Monday, May. 27, 1946
Extra for the Boss
Bertie McCormick no longer had to send someone to the door to pick up the morning's copy of his Chicago Tribune, "World's Greatest Newspaper." It came right into the living room of his Cantigny Farm in suburban Wheaton, Ill., through a gadget that brought him the Tribune in facsimile (TIME, April 29). Trib executives had instructions to radio the condensed version there three times a week before the Colonel sat down to breakfast (9 a.m.).
News stories had to be specially reset, and cartoons redrawn with simpler lines, for the Colonel's one-copy edition. Just how much all this cost, no Tribman would say. It took 28 minutes to broadcast the first issue (four pages, about the size of a lady's handkerchief) 29 miles to the Colonel's home. The Colonel liked it so well that he ordered a new facsimile machine which will reproduce a page about three times as fast.

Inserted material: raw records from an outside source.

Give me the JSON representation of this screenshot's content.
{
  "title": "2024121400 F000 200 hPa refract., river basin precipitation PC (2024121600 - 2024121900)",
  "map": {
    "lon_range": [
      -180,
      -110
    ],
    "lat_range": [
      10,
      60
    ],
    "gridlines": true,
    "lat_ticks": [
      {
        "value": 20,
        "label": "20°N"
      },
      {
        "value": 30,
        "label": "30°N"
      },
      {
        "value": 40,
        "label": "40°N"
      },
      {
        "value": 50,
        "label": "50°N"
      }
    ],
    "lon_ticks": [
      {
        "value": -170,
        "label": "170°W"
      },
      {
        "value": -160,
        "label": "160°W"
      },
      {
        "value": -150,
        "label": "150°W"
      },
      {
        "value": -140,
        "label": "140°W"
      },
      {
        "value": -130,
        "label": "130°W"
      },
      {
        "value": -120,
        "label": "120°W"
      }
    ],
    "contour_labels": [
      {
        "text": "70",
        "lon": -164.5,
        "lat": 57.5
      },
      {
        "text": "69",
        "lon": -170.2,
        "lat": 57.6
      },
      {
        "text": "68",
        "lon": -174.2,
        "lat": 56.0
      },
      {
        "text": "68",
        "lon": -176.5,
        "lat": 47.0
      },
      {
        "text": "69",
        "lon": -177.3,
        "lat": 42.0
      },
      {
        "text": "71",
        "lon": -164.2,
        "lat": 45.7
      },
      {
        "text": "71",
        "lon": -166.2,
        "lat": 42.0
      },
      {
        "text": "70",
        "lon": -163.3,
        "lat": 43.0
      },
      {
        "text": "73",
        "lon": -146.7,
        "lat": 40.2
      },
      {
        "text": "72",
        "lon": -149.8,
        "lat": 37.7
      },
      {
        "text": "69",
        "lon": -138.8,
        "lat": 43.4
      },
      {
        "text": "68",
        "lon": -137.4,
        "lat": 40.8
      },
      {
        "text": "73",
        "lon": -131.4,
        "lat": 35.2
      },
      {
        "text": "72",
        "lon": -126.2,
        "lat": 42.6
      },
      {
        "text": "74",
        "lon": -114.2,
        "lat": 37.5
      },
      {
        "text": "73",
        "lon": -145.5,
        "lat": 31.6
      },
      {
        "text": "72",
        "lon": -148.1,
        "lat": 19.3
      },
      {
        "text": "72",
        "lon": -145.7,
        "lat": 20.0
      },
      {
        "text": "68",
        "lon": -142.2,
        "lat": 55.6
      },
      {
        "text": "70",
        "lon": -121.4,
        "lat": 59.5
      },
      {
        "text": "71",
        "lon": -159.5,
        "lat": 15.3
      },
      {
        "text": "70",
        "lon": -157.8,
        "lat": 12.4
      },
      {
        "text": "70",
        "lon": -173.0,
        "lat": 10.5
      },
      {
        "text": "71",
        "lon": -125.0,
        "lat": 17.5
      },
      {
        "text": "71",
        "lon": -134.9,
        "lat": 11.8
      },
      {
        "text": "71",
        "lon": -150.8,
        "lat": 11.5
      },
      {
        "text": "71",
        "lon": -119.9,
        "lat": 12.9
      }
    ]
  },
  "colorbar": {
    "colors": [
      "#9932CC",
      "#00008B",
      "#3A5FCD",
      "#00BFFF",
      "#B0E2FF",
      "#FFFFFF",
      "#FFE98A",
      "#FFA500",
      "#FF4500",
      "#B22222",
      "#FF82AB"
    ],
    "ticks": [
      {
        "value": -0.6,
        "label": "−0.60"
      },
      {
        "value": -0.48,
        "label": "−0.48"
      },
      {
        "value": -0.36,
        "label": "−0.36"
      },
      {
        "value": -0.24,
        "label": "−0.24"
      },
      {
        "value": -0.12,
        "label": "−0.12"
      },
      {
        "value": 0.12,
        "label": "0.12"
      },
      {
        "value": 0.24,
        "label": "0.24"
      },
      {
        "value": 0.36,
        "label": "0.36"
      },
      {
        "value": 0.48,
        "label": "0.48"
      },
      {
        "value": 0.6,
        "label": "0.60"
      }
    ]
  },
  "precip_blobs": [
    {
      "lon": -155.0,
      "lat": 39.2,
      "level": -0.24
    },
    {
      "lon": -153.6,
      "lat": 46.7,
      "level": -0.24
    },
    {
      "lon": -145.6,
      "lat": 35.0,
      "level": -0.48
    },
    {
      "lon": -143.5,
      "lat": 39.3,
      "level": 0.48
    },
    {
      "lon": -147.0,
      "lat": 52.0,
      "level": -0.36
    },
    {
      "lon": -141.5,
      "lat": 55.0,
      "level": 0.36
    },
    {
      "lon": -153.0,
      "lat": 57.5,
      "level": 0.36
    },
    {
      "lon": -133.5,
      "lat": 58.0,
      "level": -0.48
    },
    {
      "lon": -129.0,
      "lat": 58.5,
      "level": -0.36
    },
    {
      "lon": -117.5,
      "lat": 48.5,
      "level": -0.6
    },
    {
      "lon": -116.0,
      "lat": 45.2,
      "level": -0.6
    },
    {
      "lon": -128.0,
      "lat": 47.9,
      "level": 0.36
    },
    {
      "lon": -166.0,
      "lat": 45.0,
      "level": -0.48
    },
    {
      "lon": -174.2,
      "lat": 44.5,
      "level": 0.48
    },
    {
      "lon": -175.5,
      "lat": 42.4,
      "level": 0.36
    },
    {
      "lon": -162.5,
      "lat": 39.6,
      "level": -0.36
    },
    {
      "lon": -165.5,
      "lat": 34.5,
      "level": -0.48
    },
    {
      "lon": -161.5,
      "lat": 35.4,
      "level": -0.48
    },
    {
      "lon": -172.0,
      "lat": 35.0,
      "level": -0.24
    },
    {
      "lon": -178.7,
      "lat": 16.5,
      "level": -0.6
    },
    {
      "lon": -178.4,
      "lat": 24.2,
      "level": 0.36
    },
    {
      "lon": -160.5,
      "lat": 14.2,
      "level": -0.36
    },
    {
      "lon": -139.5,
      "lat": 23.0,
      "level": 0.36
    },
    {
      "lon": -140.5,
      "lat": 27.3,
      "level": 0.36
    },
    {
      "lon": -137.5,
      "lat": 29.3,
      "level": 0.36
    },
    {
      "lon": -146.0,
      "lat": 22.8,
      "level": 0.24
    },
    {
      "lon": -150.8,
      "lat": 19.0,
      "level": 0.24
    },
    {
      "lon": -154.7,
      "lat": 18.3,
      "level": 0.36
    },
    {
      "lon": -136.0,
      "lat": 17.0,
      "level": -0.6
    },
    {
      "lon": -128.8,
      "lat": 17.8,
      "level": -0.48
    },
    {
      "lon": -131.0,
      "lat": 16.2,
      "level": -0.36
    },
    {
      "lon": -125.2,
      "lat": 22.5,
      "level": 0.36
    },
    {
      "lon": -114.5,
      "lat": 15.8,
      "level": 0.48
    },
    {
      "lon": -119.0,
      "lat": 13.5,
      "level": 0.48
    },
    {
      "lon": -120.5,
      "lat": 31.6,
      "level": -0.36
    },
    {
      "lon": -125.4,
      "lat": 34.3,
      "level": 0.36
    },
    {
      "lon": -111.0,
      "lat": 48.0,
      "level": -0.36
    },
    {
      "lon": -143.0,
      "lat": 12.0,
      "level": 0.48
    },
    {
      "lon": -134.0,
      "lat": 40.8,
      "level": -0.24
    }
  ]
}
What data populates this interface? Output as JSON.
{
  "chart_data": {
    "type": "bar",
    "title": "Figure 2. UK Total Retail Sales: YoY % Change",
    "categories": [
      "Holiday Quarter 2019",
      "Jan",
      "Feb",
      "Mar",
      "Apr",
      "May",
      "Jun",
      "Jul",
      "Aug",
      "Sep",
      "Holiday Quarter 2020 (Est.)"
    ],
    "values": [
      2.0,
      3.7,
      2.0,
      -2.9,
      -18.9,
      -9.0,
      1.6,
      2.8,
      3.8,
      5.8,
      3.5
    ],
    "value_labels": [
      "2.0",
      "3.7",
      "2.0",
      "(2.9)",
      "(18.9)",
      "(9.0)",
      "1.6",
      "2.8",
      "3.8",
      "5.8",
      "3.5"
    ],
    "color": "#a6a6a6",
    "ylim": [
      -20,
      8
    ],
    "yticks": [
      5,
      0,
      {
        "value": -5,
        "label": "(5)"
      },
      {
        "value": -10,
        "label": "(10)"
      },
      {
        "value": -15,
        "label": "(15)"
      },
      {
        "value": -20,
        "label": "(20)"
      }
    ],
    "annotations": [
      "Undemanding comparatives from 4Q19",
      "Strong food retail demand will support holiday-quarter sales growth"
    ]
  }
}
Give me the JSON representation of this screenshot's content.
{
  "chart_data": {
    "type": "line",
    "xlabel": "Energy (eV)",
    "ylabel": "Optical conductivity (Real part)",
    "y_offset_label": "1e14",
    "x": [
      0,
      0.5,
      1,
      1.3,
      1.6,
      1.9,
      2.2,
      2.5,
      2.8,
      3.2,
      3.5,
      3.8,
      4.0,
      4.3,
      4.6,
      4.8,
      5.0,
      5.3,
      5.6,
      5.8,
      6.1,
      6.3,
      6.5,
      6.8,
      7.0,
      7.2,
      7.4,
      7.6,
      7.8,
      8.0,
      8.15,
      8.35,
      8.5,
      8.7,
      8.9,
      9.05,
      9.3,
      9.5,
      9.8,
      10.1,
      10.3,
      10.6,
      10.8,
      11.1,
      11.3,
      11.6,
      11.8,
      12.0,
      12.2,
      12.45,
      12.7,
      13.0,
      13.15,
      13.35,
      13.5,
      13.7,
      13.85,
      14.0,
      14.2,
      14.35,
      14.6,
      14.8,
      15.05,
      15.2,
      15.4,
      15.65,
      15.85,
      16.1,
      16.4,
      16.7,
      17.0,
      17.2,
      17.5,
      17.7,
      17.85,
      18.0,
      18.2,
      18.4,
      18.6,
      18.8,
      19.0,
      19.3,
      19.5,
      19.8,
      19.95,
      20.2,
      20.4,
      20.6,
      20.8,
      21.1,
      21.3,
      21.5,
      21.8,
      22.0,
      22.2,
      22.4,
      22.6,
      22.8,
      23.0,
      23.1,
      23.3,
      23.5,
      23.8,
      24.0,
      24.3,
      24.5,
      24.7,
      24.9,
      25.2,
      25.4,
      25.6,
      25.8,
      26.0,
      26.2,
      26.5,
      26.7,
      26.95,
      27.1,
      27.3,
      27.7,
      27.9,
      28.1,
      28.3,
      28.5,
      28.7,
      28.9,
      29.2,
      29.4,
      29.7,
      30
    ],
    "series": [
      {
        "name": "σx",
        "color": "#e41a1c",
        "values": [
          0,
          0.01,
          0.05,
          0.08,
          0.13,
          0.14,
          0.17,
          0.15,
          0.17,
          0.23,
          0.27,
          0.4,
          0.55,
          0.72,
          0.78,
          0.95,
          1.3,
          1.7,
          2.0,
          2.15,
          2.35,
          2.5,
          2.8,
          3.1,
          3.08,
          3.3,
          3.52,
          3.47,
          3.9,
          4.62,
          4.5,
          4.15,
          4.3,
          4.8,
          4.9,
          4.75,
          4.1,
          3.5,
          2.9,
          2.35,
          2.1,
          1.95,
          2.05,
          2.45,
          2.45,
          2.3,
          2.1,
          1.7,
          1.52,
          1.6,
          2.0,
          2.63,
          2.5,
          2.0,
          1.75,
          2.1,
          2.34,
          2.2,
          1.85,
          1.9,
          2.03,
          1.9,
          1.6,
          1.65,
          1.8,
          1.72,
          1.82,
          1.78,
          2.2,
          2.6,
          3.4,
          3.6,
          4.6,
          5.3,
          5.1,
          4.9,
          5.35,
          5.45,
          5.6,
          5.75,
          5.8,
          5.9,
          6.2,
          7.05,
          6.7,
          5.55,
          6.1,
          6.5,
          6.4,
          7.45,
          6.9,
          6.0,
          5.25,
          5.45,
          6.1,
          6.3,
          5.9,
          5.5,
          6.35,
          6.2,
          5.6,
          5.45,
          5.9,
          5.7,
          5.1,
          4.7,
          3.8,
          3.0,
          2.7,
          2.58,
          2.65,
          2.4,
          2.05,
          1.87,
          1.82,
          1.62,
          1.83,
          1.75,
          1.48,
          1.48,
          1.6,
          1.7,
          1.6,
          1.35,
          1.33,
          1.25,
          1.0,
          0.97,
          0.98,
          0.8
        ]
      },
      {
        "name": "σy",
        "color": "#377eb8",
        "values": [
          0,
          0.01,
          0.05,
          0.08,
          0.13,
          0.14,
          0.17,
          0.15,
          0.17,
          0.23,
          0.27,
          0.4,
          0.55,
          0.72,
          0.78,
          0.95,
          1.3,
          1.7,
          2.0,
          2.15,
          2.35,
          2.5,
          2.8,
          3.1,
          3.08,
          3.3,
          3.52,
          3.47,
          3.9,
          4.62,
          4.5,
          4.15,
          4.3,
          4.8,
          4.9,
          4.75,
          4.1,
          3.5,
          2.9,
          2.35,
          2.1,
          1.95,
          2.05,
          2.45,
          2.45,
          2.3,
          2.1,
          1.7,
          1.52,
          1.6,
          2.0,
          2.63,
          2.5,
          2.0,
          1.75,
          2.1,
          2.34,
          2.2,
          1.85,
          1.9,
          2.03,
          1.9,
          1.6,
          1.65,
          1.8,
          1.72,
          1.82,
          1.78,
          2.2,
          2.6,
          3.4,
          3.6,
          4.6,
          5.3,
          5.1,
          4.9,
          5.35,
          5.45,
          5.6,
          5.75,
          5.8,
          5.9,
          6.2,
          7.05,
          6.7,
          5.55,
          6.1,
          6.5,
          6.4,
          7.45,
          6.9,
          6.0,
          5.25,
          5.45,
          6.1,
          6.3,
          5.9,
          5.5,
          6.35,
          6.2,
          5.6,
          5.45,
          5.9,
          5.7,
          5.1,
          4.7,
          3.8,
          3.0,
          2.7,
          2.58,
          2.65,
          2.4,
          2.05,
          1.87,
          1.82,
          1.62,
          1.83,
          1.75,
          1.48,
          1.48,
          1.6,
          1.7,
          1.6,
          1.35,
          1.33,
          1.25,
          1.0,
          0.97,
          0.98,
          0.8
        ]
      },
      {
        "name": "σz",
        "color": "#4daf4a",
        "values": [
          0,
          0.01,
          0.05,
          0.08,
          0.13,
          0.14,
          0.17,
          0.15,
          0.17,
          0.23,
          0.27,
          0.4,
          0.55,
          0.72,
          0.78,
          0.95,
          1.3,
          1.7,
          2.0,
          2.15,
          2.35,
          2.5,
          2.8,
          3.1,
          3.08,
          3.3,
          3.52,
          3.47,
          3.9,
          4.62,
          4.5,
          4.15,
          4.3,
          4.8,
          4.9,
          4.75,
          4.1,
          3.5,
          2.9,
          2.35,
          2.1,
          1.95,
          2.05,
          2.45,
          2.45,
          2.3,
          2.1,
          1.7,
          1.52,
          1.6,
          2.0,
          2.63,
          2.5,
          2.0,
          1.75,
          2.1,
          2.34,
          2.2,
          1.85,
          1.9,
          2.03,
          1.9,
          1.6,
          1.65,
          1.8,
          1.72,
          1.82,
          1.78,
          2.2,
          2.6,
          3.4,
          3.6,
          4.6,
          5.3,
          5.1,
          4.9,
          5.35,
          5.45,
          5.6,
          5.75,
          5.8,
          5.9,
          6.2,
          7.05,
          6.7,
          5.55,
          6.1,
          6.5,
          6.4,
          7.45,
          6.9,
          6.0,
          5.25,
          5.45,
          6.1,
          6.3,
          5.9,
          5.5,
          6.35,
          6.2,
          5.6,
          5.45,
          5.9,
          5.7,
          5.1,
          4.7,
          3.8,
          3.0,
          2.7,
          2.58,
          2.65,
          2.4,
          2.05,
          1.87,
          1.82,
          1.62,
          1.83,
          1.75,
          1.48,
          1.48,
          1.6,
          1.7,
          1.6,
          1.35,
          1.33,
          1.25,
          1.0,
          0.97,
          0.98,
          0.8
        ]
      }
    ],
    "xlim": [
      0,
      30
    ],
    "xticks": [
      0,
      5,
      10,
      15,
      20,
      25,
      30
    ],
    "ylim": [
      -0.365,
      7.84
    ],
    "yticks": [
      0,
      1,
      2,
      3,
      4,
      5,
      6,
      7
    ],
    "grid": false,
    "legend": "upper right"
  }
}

Said the Colonel: "Facsimile may prove too costly. The recorders cost more than $400 now and the paper used for the printing is expensive. We don't know who will use it. Perhaps frate* ships, with their small crews, would find it useful. The men could pass the copy around. It may be that it would be of service in fishing camps [and to] farmers.
"I do not know what facsimile is any more than I knew what radio was 20 years ago, but we are going to find out. . . . We can't resist these advances."
* Simplified spelling is also one of the Colonel's hobbies.